We all do phonics now

An understanding of the place of phonics in early teaching seems to have become accepted practice among teachers. https://www.gov.uk/government/statistics/phonics-screening-check-and-key-stage-1-assessments-england-2016

The latest DfE publication of outcomes of phonic testing reveals that;

More than 4 in 5 (81%) pupils met the expected phonics standard in year 1 (6 year olds) in 2016, a 4 percentage point increase from 2015 when 77% of pupils achieved the expected standard. By the end of year 2 (age 7), more than 9 in 10 pupils (91%) met the standard in 2016, a 1 percentage point increase from 2015.

At the same time, under the new teacher assessment rules, there has been a fall in reported outcomes for the skill of writing. I suspect over the next few years there will be a real debate about the place of writing in early education. There is a role in helping to form and understand letters and also to develop the skill of communication. Will that last for the first ‘tablet’ generation? I suspect that children don’t see writing as an essential tool any more. It isn’t a skill they often see demonstrated in the home. Apart from writing your signature, when, reader, did you last pen a piece of script: possibly on your Christmas cards? This leads me to wonder about the future for written examinations? Not only will the memory test part be of less value, but if the handwriting skill isn’t seen as useful, what Twenty First century skills are we trying to test?

According to the DfE figures for England as a whole, being in small class at KS1 may help with reading, doesn’t seem to help with writing and makes no difference in mathematics skills achieved. Of course, none of this allows for parental help and the support of siblings. However, all the other features we know from past experience are repeated in the 2016 outcomes. Girls achieve higher scores overall than boys; pupils on free school meals achieve lower scores than other pupils, as do pupils with identified special needs at KS1. At this stage, those with English as a second language don’t do as well as native speakers, although we know that they can outperform as a group by later key stages.

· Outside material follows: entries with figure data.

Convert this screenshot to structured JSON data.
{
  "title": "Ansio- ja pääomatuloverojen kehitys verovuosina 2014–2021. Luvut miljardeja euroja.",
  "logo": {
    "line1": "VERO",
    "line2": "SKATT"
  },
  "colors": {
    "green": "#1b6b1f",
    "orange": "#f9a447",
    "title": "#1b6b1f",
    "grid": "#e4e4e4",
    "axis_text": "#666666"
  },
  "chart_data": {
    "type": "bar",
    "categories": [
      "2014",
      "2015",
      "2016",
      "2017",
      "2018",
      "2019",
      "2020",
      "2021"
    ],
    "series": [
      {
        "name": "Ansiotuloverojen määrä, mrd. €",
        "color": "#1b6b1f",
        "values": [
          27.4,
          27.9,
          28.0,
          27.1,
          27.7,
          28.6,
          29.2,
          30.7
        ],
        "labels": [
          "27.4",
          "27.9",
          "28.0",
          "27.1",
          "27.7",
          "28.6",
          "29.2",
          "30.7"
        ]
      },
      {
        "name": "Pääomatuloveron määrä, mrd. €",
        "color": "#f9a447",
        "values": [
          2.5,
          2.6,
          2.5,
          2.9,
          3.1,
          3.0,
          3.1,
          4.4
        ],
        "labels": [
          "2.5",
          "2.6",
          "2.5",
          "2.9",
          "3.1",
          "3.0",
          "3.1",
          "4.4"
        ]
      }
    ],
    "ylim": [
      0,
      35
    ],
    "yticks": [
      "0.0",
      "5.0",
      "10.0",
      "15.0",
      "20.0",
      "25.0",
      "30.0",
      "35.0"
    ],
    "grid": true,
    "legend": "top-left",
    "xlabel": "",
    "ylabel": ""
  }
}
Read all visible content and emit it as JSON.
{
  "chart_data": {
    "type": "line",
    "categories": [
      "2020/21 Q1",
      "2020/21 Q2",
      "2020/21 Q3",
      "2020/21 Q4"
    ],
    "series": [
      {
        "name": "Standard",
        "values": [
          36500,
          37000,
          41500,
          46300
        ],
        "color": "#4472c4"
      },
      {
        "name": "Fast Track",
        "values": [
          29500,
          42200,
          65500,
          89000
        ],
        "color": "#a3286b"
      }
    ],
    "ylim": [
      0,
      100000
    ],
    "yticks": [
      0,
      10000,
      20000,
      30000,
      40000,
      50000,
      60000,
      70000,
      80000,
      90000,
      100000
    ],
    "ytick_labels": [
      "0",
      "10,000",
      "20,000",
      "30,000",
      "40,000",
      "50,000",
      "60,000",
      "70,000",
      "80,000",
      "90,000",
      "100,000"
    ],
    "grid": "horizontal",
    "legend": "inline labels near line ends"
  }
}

The small sliver of good news for boys is that among pupils outperforming the expected standard in mathematics, boys outperform girls, but by a smaller margin than girls outperform boys in reading and writing. The other good news is that the gap between pupils on free school meals and other pupils continues to close, but at a slow rate of around a percentage point a year. With the living wage and assuming unemployment remains low, the number of children assessed at KS1 on free meals may well fall, making further reductions in the gap more of a challenge.

But, back to phonics. The gap between the best and worst local authorities, by end of year 2, is just eight percentage, points compared at a gap of 25% between the best and worst in writing. Sadly, Oxford, where I live, continues to perform badly, this despite five years of various interventions. The fact that these less well performing schools in Oxford will for the most part receive more funding under the new formula can only be good news, but not is the funds come from robbing cash from rural primary schools.